North East and Tees Valley
The North East and Tees Valley have been placed under Tier 2 restrictions.
This includes Newcastle, South Tyneside, North Tyneside, Gateshead, Sunderland, Durham, Northumberland, Middlesbrough, Redcar and Cleveland, Stockton-on-Tees, Darlington and Hartlepool.
West Yorkshire and Leeds
West Yorkshire and Leeds have been placed under Tier 2 restrictions.
The areas affected include Bradford, Kirklees, Calderdale and Wakefield.
Wales including Cardiff, Swansea and Llanelli
Two-thirds of the population of Wales are now living in lockdown, including the country’s capital Cardiff plus Swansea and Llanelli.

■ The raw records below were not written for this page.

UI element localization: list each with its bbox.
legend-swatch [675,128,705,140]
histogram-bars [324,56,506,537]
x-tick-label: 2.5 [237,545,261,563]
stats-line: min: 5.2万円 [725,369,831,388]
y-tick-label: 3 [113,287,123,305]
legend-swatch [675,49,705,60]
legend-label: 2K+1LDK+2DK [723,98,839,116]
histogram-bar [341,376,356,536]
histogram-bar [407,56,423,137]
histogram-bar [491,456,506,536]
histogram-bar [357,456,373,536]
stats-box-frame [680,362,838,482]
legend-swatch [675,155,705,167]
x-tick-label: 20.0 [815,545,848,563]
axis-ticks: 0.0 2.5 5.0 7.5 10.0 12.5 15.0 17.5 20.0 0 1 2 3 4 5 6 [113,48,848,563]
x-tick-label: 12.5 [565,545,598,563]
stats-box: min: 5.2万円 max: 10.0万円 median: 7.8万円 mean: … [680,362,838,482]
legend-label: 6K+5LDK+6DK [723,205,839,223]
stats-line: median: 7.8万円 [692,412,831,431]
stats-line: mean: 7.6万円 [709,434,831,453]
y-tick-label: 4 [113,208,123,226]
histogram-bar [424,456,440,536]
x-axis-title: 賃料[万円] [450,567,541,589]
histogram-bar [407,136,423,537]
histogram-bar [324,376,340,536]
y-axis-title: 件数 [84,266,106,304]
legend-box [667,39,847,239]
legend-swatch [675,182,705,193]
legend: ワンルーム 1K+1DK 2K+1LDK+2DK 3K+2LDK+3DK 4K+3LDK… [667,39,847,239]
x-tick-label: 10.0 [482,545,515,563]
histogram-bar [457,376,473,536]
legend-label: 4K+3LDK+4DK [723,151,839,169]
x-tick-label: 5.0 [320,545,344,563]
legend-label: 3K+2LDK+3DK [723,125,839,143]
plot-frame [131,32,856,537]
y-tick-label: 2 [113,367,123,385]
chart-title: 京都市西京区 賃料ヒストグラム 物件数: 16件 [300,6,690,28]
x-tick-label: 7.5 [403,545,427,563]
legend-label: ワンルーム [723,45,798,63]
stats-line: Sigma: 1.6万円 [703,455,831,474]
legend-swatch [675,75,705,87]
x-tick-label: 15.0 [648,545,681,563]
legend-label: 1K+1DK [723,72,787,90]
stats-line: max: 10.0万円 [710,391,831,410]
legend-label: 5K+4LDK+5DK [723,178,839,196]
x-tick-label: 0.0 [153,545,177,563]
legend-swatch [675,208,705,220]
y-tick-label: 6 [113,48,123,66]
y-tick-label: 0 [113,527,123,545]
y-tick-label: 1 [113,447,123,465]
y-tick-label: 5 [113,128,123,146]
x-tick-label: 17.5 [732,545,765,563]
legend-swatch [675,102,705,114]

Under the more general lockdown rules in Wales, licensed premises have to stop selling alcohol at 10pm, face coverings are mandatory in indoor public spaces and public transport, and people cannot gather in groups of more than 30 outdoors.
The rules also say people are not allowed to meet indoors with people they do not live with, unless they have formed an extended household.
People in Wales can meet indoors in a group of up to six people, with children under 11 not included in the number.
There are currently tighter local restrictions in 17 areas of Wales, including Cardiff, Swansea and parts of North Wales, affecting more than 2.3 million people.
These prohibit people from entering or leaving an area without a reasonable excuse such as work or education and extended households cannot be formed.
The country’s health minister Vaughan Gething has also said Wales could be placed under a new national lockdown in order to halt a sharp rise in coronavirus cases.
Meanwhile, First Minister Mark Drakeford said Wales will ban entry to people from areas of the UK with high levels of coronavirus because Boris Johnson has failed to impose UK-wide travel restrictions.
London moved to Tier 2 coronavirus restrictions on October 17, putting around nine million people under new, tighter restrictions.
Sadiq Khan warned Londoners that they face a “difficult winter ahead” adding that “no one wants to see restrictions, but these are necessary”.
Rates are currently 97 per 100,000 and rising, and there will now be a ban on different households meeting indoors.
People should aim to reduce the number of journeys they make where possible. If they need to travel, they should walk or cycle where possible, or to plan ahead and avoid busy times and routes on public transport.
The “Rule of Six” will continue to apply outdoors and in private gardens.